A Hoboken woman was sentenced to five years in prison for stealing $1.5 million from nonprofits, schools, and religious institutions in New York and New Jersey, U.S. Attorney Philip Sellinger announced.

By John Heinis/Hudson County View

Yezenia Castillo, 47, of Hoboken, pleaded guilty in April before U.S District Judge Susan D. Wigenton, to an information charging her with one count each of wire fraud and tax evasion. Wigenton imposed the sentence today in Newark federal court.

From 2012 through 2021, Castillo falsely claimed to be a CPA who could provide various financial and accounting services to non-profit organizations throughout New Jersey, including private schools and religious institutions.

Castillo was not a CPA and never provided any of these promised services.

After she was hired, Castillo used various ways to steal from her clients, including collecting fees for services that she never performed and transferring client funds to herself without authorization.

Castillo also collected funds from clients by falsely claiming she would use it to pay their taxes, but she instead kept the money.

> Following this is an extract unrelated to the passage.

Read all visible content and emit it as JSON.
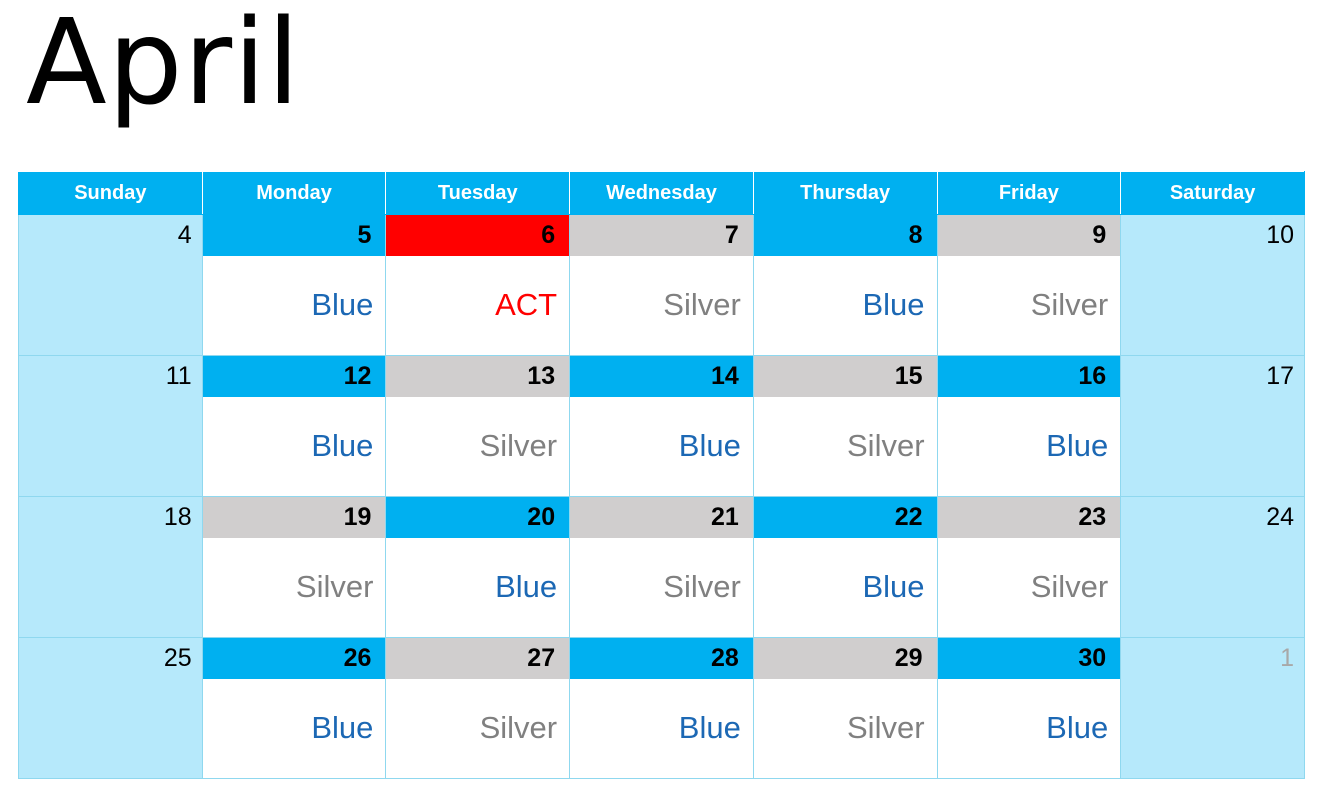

To conceal her fraud, Castillo told victims that she had filed and paid their taxes, and she falsified receipts to make it appear to the victims as if their taxes were paid. Castillo defrauded over 100 victims, resulting in financial losses totaling over $1.5 million.

According to the criminal complaint, Castillo owned three businesses: Y. Castillo, P.C., Castillo Heating and Cooling Corporation, and Hudson Accounting Services and maintained 29 separate bank accounts.

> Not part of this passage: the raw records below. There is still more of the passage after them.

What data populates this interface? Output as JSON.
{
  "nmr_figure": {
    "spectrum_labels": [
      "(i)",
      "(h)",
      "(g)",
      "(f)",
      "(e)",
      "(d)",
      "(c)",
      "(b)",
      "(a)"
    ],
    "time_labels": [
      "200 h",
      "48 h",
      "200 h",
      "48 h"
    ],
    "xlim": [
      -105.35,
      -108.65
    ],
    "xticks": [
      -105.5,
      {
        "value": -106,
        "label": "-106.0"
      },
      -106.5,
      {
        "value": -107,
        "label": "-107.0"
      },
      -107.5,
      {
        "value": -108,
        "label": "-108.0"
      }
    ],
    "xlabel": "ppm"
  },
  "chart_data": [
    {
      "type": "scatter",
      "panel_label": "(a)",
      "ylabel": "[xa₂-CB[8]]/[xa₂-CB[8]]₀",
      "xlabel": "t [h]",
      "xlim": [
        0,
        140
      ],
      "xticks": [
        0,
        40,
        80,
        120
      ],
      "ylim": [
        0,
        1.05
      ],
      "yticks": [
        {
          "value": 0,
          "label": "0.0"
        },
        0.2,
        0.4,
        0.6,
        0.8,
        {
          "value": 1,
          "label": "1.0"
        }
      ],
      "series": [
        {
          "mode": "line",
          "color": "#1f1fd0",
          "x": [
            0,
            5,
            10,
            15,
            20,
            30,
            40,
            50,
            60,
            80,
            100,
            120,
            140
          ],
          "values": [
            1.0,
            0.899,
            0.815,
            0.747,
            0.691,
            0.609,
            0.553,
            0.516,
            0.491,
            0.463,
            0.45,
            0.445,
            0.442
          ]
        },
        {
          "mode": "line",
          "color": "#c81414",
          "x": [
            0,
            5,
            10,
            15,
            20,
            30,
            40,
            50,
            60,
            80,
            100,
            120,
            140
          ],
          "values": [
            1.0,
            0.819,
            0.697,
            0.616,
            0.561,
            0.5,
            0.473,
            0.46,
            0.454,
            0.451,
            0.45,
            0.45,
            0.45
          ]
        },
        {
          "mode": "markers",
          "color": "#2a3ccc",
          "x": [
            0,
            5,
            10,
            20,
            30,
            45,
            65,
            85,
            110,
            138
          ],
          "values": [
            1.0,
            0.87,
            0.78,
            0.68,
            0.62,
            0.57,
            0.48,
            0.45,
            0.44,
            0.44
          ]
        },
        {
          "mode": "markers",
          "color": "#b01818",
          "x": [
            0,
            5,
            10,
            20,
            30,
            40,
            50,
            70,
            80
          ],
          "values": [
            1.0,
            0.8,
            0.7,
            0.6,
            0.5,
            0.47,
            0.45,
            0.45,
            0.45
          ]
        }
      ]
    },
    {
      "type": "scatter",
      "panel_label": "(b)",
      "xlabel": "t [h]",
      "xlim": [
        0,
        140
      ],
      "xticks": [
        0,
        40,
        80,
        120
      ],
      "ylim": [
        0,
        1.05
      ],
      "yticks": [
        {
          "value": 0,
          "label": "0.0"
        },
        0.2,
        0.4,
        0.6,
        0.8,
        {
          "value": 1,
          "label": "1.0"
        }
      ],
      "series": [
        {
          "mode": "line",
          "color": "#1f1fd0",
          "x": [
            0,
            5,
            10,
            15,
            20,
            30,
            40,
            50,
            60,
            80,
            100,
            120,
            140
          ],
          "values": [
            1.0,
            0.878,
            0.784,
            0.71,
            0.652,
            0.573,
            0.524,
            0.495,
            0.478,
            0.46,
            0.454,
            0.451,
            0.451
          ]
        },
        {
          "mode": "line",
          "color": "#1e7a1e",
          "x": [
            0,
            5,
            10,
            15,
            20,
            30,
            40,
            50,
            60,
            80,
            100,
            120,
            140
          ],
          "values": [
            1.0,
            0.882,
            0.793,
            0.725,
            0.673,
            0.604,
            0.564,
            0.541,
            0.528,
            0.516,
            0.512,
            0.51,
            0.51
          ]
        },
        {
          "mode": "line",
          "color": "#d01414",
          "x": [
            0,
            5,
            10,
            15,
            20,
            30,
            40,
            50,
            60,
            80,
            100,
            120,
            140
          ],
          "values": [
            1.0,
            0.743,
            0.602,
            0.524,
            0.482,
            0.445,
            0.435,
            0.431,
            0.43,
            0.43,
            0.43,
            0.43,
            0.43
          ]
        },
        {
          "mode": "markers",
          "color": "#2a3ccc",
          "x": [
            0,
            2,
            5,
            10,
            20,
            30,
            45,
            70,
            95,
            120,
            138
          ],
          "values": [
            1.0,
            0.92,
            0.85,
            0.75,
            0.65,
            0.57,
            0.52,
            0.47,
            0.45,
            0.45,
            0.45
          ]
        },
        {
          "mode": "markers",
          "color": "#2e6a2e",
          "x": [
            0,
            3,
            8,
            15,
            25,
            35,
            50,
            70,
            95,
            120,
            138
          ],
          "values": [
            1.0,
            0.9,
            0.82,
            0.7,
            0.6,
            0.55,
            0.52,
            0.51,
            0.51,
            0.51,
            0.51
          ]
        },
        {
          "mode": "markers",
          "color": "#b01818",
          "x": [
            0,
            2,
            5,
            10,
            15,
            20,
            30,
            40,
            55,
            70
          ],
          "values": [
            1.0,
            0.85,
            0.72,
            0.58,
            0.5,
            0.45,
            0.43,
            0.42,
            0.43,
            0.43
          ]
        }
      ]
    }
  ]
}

One victim organization, only identified as a religious institution in Glendale, New York, allegedly transferred about $200,000 to Castillo between 2016 and 2020 to cover their business taxes, which she instead directed into her bank accounts.

She also charged them more than $14,000 for the preparation and filing of their taxes during that time frame, and also allegedly stole an additional $7,000 from the account in 2019.

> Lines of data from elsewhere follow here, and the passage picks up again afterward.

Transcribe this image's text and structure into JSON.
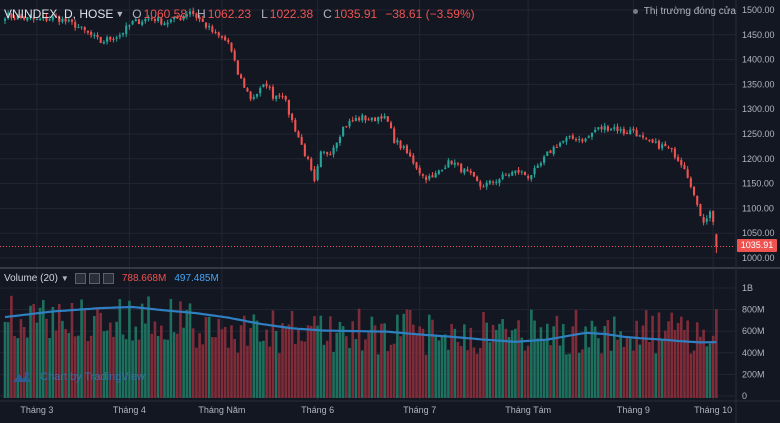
{
  "header": {
    "symbol": "VNINDEX, D, HOSE",
    "o_label": "O",
    "o_value": "1060.58",
    "h_label": "H",
    "h_value": "1062.23",
    "l_label": "L",
    "l_value": "1022.38",
    "c_label": "C",
    "c_value": "1035.91",
    "change": "−38.61 (−3.59%)"
  },
  "market_status": "Thị trường đóng cửa",
  "last_price": "1035.91",
  "volume": {
    "title": "Volume (20)",
    "last_volume": "788.668M",
    "ma_value": "497.485M"
  },
  "watermark": "Chart by TradingView",
  "colors": {
    "up": "#26a69a",
    "down": "#ef5350",
    "ma": "#2f7fc1",
    "background": "#131722",
    "grid": "#232632"
  },
  "chart_data": {
    "type": "candlestick",
    "y_axis_labels": [
      "1500.00",
      "1450.00",
      "1400.00",
      "1350.00",
      "1300.00",
      "1250.00",
      "1200.00",
      "1150.00",
      "1100.00",
      "1050.00",
      "1000.00"
    ],
    "ylim": [
      1000,
      1525
    ],
    "volume_axis_labels": [
      "1B",
      "800M",
      "600M",
      "400M",
      "200M",
      "0"
    ],
    "volume_ylim": [
      0,
      1050
    ],
    "x_axis_labels": [
      "Tháng 3",
      "Tháng 4",
      "Tháng Năm",
      "Tháng 6",
      "Tháng 7",
      "Tháng Tám",
      "Tháng 9",
      "Tháng 10"
    ],
    "close_waypoints": [
      [
        0,
        1510
      ],
      [
        10,
        1500
      ],
      [
        16,
        1505
      ],
      [
        22,
        1490
      ],
      [
        30,
        1455
      ],
      [
        36,
        1470
      ],
      [
        40,
        1495
      ],
      [
        46,
        1505
      ],
      [
        50,
        1495
      ],
      [
        55,
        1505
      ],
      [
        58,
        1520
      ],
      [
        62,
        1495
      ],
      [
        66,
        1470
      ],
      [
        70,
        1455
      ],
      [
        73,
        1390
      ],
      [
        77,
        1340
      ],
      [
        79,
        1350
      ],
      [
        82,
        1370
      ],
      [
        84,
        1345
      ],
      [
        87,
        1350
      ],
      [
        89,
        1310
      ],
      [
        92,
        1260
      ],
      [
        95,
        1210
      ],
      [
        97,
        1165
      ],
      [
        99,
        1225
      ],
      [
        102,
        1230
      ],
      [
        104,
        1255
      ],
      [
        106,
        1280
      ],
      [
        109,
        1295
      ],
      [
        112,
        1300
      ],
      [
        115,
        1295
      ],
      [
        118,
        1305
      ],
      [
        120,
        1290
      ],
      [
        122,
        1255
      ],
      [
        125,
        1235
      ],
      [
        128,
        1210
      ],
      [
        131,
        1180
      ],
      [
        134,
        1175
      ],
      [
        137,
        1200
      ],
      [
        140,
        1210
      ],
      [
        143,
        1195
      ],
      [
        146,
        1180
      ],
      [
        149,
        1160
      ],
      [
        152,
        1165
      ],
      [
        155,
        1175
      ],
      [
        158,
        1185
      ],
      [
        161,
        1190
      ],
      [
        164,
        1180
      ],
      [
        167,
        1195
      ],
      [
        170,
        1225
      ],
      [
        173,
        1245
      ],
      [
        176,
        1255
      ],
      [
        179,
        1258
      ],
      [
        182,
        1255
      ],
      [
        185,
        1275
      ],
      [
        188,
        1280
      ],
      [
        191,
        1280
      ],
      [
        194,
        1270
      ],
      [
        197,
        1275
      ],
      [
        199,
        1260
      ],
      [
        201,
        1250
      ],
      [
        204,
        1245
      ],
      [
        207,
        1240
      ],
      [
        210,
        1225
      ],
      [
        213,
        1200
      ],
      [
        215,
        1165
      ],
      [
        217,
        1115
      ],
      [
        219,
        1090
      ],
      [
        221,
        1105
      ],
      [
        222,
        1090
      ],
      [
        223,
        1035.91
      ]
    ],
    "month_start_index": [
      10,
      39,
      68,
      98,
      130,
      164,
      197,
      222
    ],
    "volume_ma_waypoints": [
      [
        0,
        720
      ],
      [
        15,
        770
      ],
      [
        30,
        800
      ],
      [
        40,
        810
      ],
      [
        50,
        780
      ],
      [
        60,
        755
      ],
      [
        70,
        715
      ],
      [
        80,
        660
      ],
      [
        90,
        620
      ],
      [
        100,
        600
      ],
      [
        110,
        595
      ],
      [
        120,
        590
      ],
      [
        130,
        565
      ],
      [
        140,
        545
      ],
      [
        150,
        520
      ],
      [
        160,
        500
      ],
      [
        165,
        510
      ],
      [
        170,
        520
      ],
      [
        176,
        550
      ],
      [
        182,
        580
      ],
      [
        188,
        570
      ],
      [
        194,
        545
      ],
      [
        200,
        530
      ],
      [
        206,
        520
      ],
      [
        212,
        505
      ],
      [
        218,
        495
      ],
      [
        223,
        497
      ]
    ]
  }
}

A nearly identical situation occurred with a Jersey City school between 2016 and 2018, where Castillo received $195,000 to submit to the IRS to pay their federal business taxes.

In this instance, she charged $8,100 for tax preparation and filing services and took an additional $8,000 without permission in 2016.

In addition to the prison term, Wigenton sentenced Castillo to three years of supervised release and ordered restitution of $3.25 million and forfeiture of $3.25 million.

Sellinger credited special agents of the FBI, special agents of the U.S. Department of Housing and Urban Development, Office of the Inspector General, and special agents of IRS – Criminal Investigation, with the investigation leading to the sentencing.

The government is represented by Assistant U.S. Attorney Blake Coppotelli of the U.S. Attorney’s Office Economic Crimes Unit.